Monday Music: Has Socalled Left the Jewish Scene?
Maybe it was only a matter of time before Socalled, the frizzy-haired, klezmer hip-hop hipster, tried to sidestep his ever-expanding identity as a “Jewish artist.” The arbiters of Jewish cultural identity go to great lengths to rope in the eclectic and the original, and a klezmer hip-hopper is a no-brainer. But no one wants to be pigeonholed.
While his first three albums oozed Yiddishkeit, Socalled’s musical range also bounced from funk to house to light jazz to gospel to reggae. On his latest effort, “Sleepover,” released in May, the Montreal-based artist continues his catholic approach to musical fusion but cuts out most of the Jewishness, offering 12 tracks with only thin traces of a freylekh or a nigun. Any fan taken by Socalled’s Yiddish-heavy 2003 album “HiphopKhasene” or his “Hip Hop Haggadah” follow-up, or his 2007 breakout release “Ghettoblaster,” might think the guy has completely lost his compass.

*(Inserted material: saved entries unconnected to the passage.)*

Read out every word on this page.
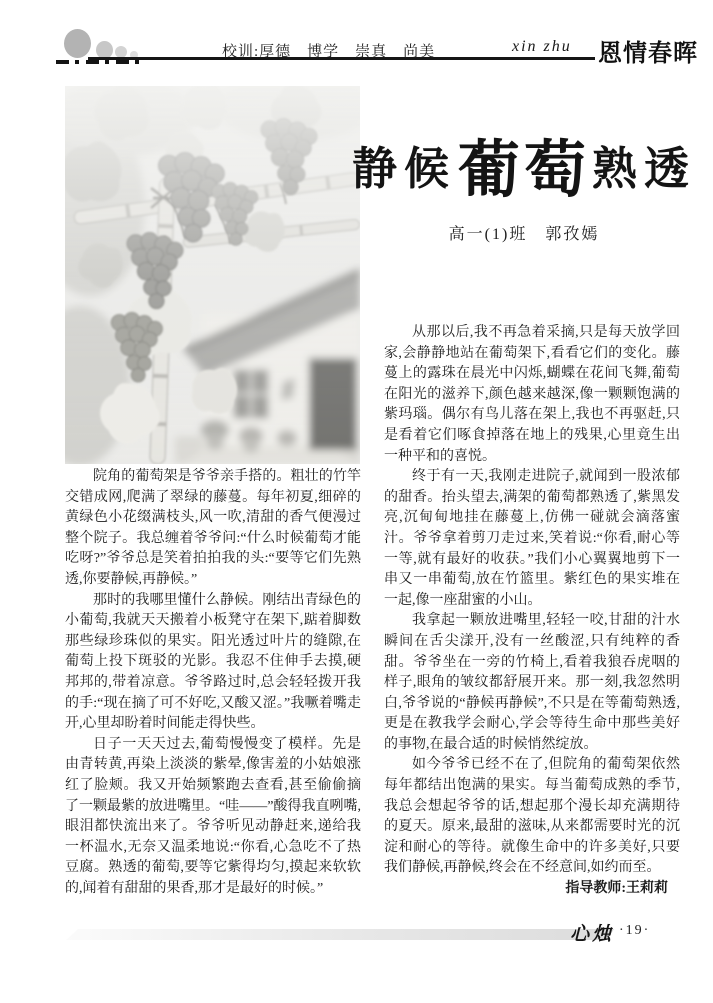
校训:厚德　博学　崇真　尚美	xin zhu 恩情春晖
静候 葡萄 熟透
高一(1)班　郭孜嫣

院角的葡萄架是爷爷亲手搭的。粗壮的竹竿交错成网,爬满了翠绿的藤蔓。每年初夏,细碎的黄绿色小花缀满枝头,风一吹,清甜的香气便漫过整个院子。我总缠着爷爷问:“什么时候葡萄才能吃呀?”爷爷总是笑着拍拍我的头:“要等它们先熟透,你要静候,再静候。”

那时的我哪里懂什么静候。刚结出青绿色的小葡萄,我就天天搬着小板凳守在架下,踮着脚数那些绿珍珠似的果实。阳光透过叶片的缝隙,在葡萄上投下斑驳的光影。我忍不住伸手去摸,硬邦邦的,带着凉意。爷爷路过时,总会轻轻拨开我的手:“现在摘了可不好吃,又酸又涩。”我噘着嘴走开,心里却盼着时间能走得快些。

日子一天天过去,葡萄慢慢变了模样。先是由青转黄,再染上淡淡的紫晕,像害羞的小姑娘涨红了脸颊。我又开始频繁跑去查看,甚至偷偷摘了一颗最紫的放进嘴里。“哇——”酸得我直咧嘴,眼泪都快流出来了。爷爷听见动静赶来,递给我一杯温水,无奈又温柔地说:“你看,心急吃不了热豆腐。熟透的葡萄,要等它紫得均匀,摸起来软软的,闻着有甜甜的果香,那才是最好的时候。”

从那以后,我不再急着采摘,只是每天放学回家,会静静地站在葡萄架下,看看它们的变化。藤蔓上的露珠在晨光中闪烁,蝴蝶在花间飞舞,葡萄在阳光的滋养下,颜色越来越深,像一颗颗饱满的紫玛瑙。偶尔有鸟儿落在架上,我也不再驱赶,只是看着它们啄食掉落在地上的残果,心里竟生出一种平和的喜悦。

终于有一天,我刚走进院子,就闻到一股浓郁的甜香。抬头望去,满架的葡萄都熟透了,紫黑发亮,沉甸甸地挂在藤蔓上,仿佛一碰就会滴落蜜汁。爷爷拿着剪刀走过来,笑着说:“你看,耐心等一等,就有最好的收获。”我们小心翼翼地剪下一串又一串葡萄,放在竹篮里。紫红色的果实堆在一起,像一座甜蜜的小山。

我拿起一颗放进嘴里,轻轻一咬,甘甜的汁水瞬间在舌尖漾开,没有一丝酸涩,只有纯粹的香甜。爷爷坐在一旁的竹椅上,看着我狼吞虎咽的样子,眼角的皱纹都舒展开来。那一刻,我忽然明白,爷爷说的“静候再静候”,不只是在等葡萄熟透,更是在教我学会耐心,学会等待生命中那些美好的事物,在最合适的时候悄然绽放。

如今爷爷已经不在了,但院角的葡萄架依然每年都结出饱满的果实。每当葡萄成熟的季节,我总会想起爷爷的话,想起那个漫长却充满期待的夏天。原来,最甜的滋味,从来都需要时光的沉淀和耐心的等待。就像生命中的许多美好,只要我们静候,再静候,终会在不经意间,如约而至。

指导教师:王莉莉

心烛 ·19·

Despite Socalled’s wide-ranging musical tastes, his crutch has always been the klezmer circuit. Along with the earlier albums, he’s played klezmer festivals across North America and Europe and collaborated with contemporary greats like clarinetist David Krakauer and The Klezmatics trumpeter Frank London. His identity as a Jewish artist has been largely self-imposed, which makes his recent comments about “Sleepover” in a Montreal Gazette profile all the more strange.
“I wanted to bust out of the whole Jewish hip hop thing, because that was never my intention,” he said. “I’m not religious at all and I’m not part of the Jewish community. The music I make was already either too Jewish for some people or not Jewish enough. The concept of Ghettoblaster was busting out of ghettos — from the ghetto I’d started, of Jewish sounds, but also busting out of all types of ghettos: metaphorical, sonic, physical or whatever.”
The weighty sub-textual question is, how should we view an explicitly Jewish musician, one whose career has profited from Jewish music audiences, who refuses to produce Jewish music? Should we feel disappointment or contempt? Betrayal? Indifference?
Since Socalled’s music has always been a hodgepodge — and as a Jewish musician, isn’t that part of his appeal? — we might as well embrace the musical ecumenicalism he’s been striving for all along. The fact that the Jewish element was a casualty along the way should only be treated as incidental, because “Sleepover,” in its frenetic, confusing, ambitious and tantalizing glory, is a wonderful record. With over 30 guests, including Montreal singer-songwriter Katie Moore, funk trombonist Fred Wesley and nonagenarian New York pianist Irving Fields, “Sleepover” is anything but parochial — the music cuts across funk, calypso, reggae, folk, rap and soul, mostly overlaying Socalled’s torrential brand of urban hip-hop.
The opening track, “UNLVD,” a mash-up of smoky, after-hours lounge funk, French and English jazz vocals and rap, sets the album’s tone and gives the listener an initial taste of its humorous lyrics — “Stop looking for love / It’s like your house keys / You’re not going to find them until you stop looking for them.”
Listen to ‘UNLVD’:
Socalled and his sleepover mates hit their stride early. “Work With What You Got,” an infectious calypso rap, has the playfulness of a pillow fight. In the earnest R&B rap “Kid Again,” Socalled delivers a quick, clever rhyme using bread as a metaphor for racial harmony: “Don’t get upset if it’s baguette or rye that you eat-a / Everybody breaking up the crackers, Wonder Bread or pita / Snap bagels, challah back and flip buns / Fuck guns, we gotta start spreading the crumbs.”
“Sleepover” does have small reminders of Socalled’s earlier oeuvre, like the rapid-fire klezmer clarinet work on the title track. But from the Canadian folk ballad, “Springhill Mining Disaster,” to a 16-minute Derrick Carter remix of an earlier track, “Richi,” Socalled seems to be tearing away from his overt identity as a Jewish musician.
Listen to ‘Richi’:
Surely there will be fans that think he’s strayed too far. But for now, it might be better to embrace what we’ve gained from Socalled’s redirection, rather than lament what we’ve lost.